Di Subang, kawasan Smartpolitan mencatatkan penjualan seluas 8,4 ha dalam satu transaksi kepada produsen garmen berteknologi tinggi—menunjukkan meningkatnya daya tarik Subang bagi industri berbasis teknologi.
Greenland International Industrial Center (GIIC), yang secara tradisional merupakan salah satu kawasan paling aktif di bidang lahan, transaksi, hanya mencatat satu penjualan seluas 3,5 ha kepada perusahaan FMCG selama periode ini.
Kemudian, Krakatau Industrial Estate Cilegon (KIEC) di Serang mencatat penjualan seluas 3 ha kepada perusahaan petrokimia asing.

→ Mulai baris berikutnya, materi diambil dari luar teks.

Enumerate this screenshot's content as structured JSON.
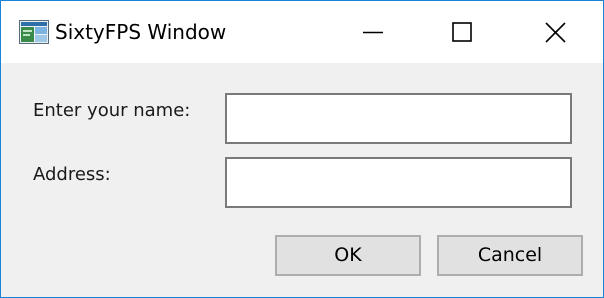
{
  "window": {
    "title": "SixtyFPS Window",
    "accent_border_color": "#1883d7",
    "title_bar_color": "#ffffff",
    "client_area_color": "#f0f0f0"
  },
  "title_bar": {
    "app_icon": "app-window-icon",
    "controls": [
      {
        "icon": "minimize-icon"
      },
      {
        "icon": "maximize-icon"
      },
      {
        "icon": "close-icon"
      }
    ]
  },
  "form": {
    "name_label": "Enter your name:",
    "name_value": "",
    "address_label": "Address:",
    "address_value": ""
  },
  "buttons": {
    "ok_label": "OK",
    "cancel_label": "Cancel"
  }
}
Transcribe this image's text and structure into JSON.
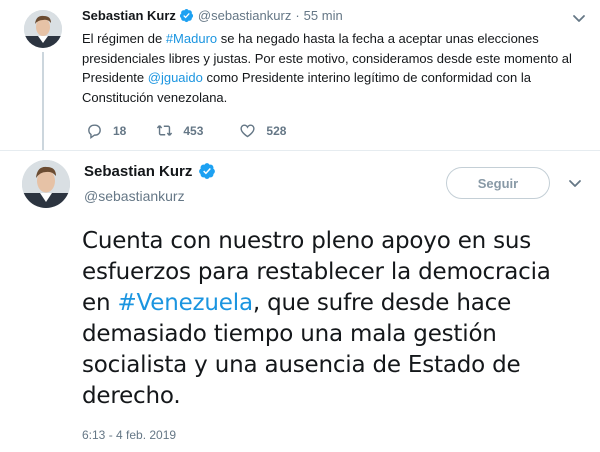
{
  "quoted_tweet": {
    "author_name": "Sebastian Kurz",
    "author_handle": "@sebastiankurz",
    "separator": "·",
    "time_ago": "55 min",
    "text_parts": [
      "El régimen de ",
      "#Maduro",
      " se ha negado hasta la fecha a aceptar unas elecciones presidenciales libres y justas. Por este motivo, consideramos desde este momento al Presidente ",
      "@jguaido",
      " como Presidente interino legítimo de conformidad con la Constitución venezolana."
    ],
    "actions": {
      "replies": "18",
      "retweets": "453",
      "likes": "528"
    }
  },
  "main_tweet": {
    "author_name": "Sebastian Kurz",
    "author_handle": "@sebastiankurz",
    "follow_label": "Seguir",
    "text_parts": [
      "Cuenta con nuestro pleno apoyo en sus esfuerzos para restablecer la democracia en ",
      "#Venezuela",
      ", que sufre desde hace demasiado tiempo una mala gestión socialista y una ausencia de Estado de derecho."
    ],
    "timestamp": "6:13 - 4 feb. 2019"
  },
  "colors": {
    "link": "#1b95e0",
    "secondary_text": "#657786",
    "verified_badge": "#1da1f2"
  },
  "icons": [
    "verified-badge-icon",
    "chevron-down-icon",
    "reply-icon",
    "retweet-icon",
    "like-icon"
  ]
}
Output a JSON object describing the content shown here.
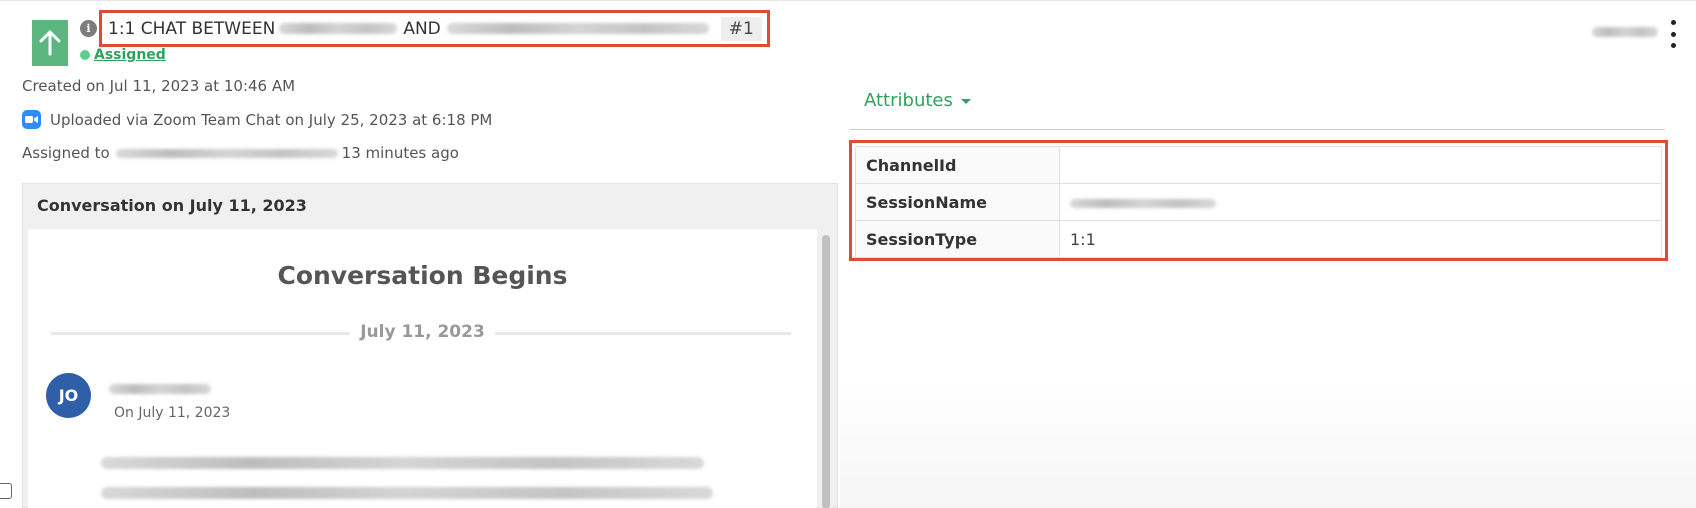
{
  "header": {
    "title_prefix": "1:1 CHAT BETWEEN",
    "title_and": "AND",
    "conversation_number": "#1",
    "status_label": "Assigned"
  },
  "meta": {
    "created": "Created on Jul 11, 2023 at 10:46 AM",
    "uploaded": "Uploaded via Zoom Team Chat on July 25, 2023 at 6:18 PM",
    "assigned_prefix": "Assigned to",
    "assigned_suffix": "13 minutes ago"
  },
  "conversation": {
    "header": "Conversation on July 11, 2023",
    "begins_label": "Conversation Begins",
    "date_divider": "July 11, 2023",
    "message": {
      "avatar_initials": "JO",
      "date": "On July 11, 2023"
    }
  },
  "attributes": {
    "toggle_label": "Attributes",
    "rows": [
      {
        "key": "ChannelId",
        "value": ""
      },
      {
        "key": "SessionName",
        "value": ""
      },
      {
        "key": "SessionType",
        "value": "1:1"
      }
    ]
  },
  "colors": {
    "accent_green": "#2ea35f",
    "highlight_red": "#e04a32",
    "avatar_blue": "#2f5fa8",
    "zoom_blue": "#2d8cff"
  },
  "icons": {
    "upload": "arrow-up-icon",
    "info": "info-icon",
    "zoom": "zoom-icon",
    "more": "more-vertical-icon"
  }
}
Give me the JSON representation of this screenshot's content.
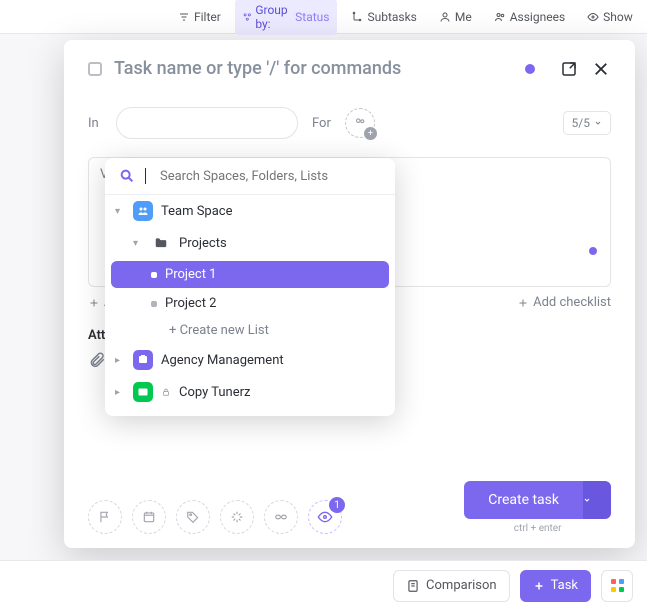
{
  "toolbar": {
    "filter": "Filter",
    "group_by_label": "Group by:",
    "group_by_value": "Status",
    "subtasks": "Subtasks",
    "me": "Me",
    "assignees": "Assignees",
    "show": "Show"
  },
  "modal": {
    "title_placeholder": "Task name or type '/' for commands",
    "in_label": "In",
    "for_label": "For",
    "counter": "5/5",
    "add_action": "A",
    "add_checklist": "Add checklist",
    "attachments_label": "Atta",
    "desc_hidden_letter": "V"
  },
  "dropdown": {
    "search_placeholder": "Search Spaces, Folders, Lists",
    "items": [
      {
        "label": "Team Space"
      },
      {
        "label": "Projects"
      },
      {
        "label": "Project 1"
      },
      {
        "label": "Project 2"
      },
      {
        "label": "+ Create new List"
      },
      {
        "label": "Agency Management"
      },
      {
        "label": "Copy Tunerz"
      }
    ]
  },
  "footer": {
    "watch_count": "1",
    "create_label": "Create task",
    "hint": "ctrl + enter"
  },
  "bottombar": {
    "comparison": "Comparison",
    "task": "Task"
  }
}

Lalu, sementara Kemang Industrial City (KNIC) bertransaksi seluas 1,39 ha dengan perusahaan kimia, pemasok CATL.
Baca juga: Leads Property Ungkap Empat Negara yang Incar Lahan Industri
“Jababeka melengkapi daftar tersebut dengan penjualan seluas 0,9 hektare melalui beberapa transaksi kecil yang melibatkan perusahaan-perusahaan di bidang kimia, logistik, plastik, dan perusahaan baja dan molding Korea,” tulis riset Colliers Indonesia.
Secara kumulatif untuk paruh pertama tahun 2025, AIH memimpin pasar dengan penjualan seluas 41,1 ha, diikuti oleh Modern Cikande dengan 40,26 ha, dan GIIC dengan 17,7 ha—memperkuat posisi mereka sebagai tiga kawasan teratas di pasar lahan industri Jabodetabek.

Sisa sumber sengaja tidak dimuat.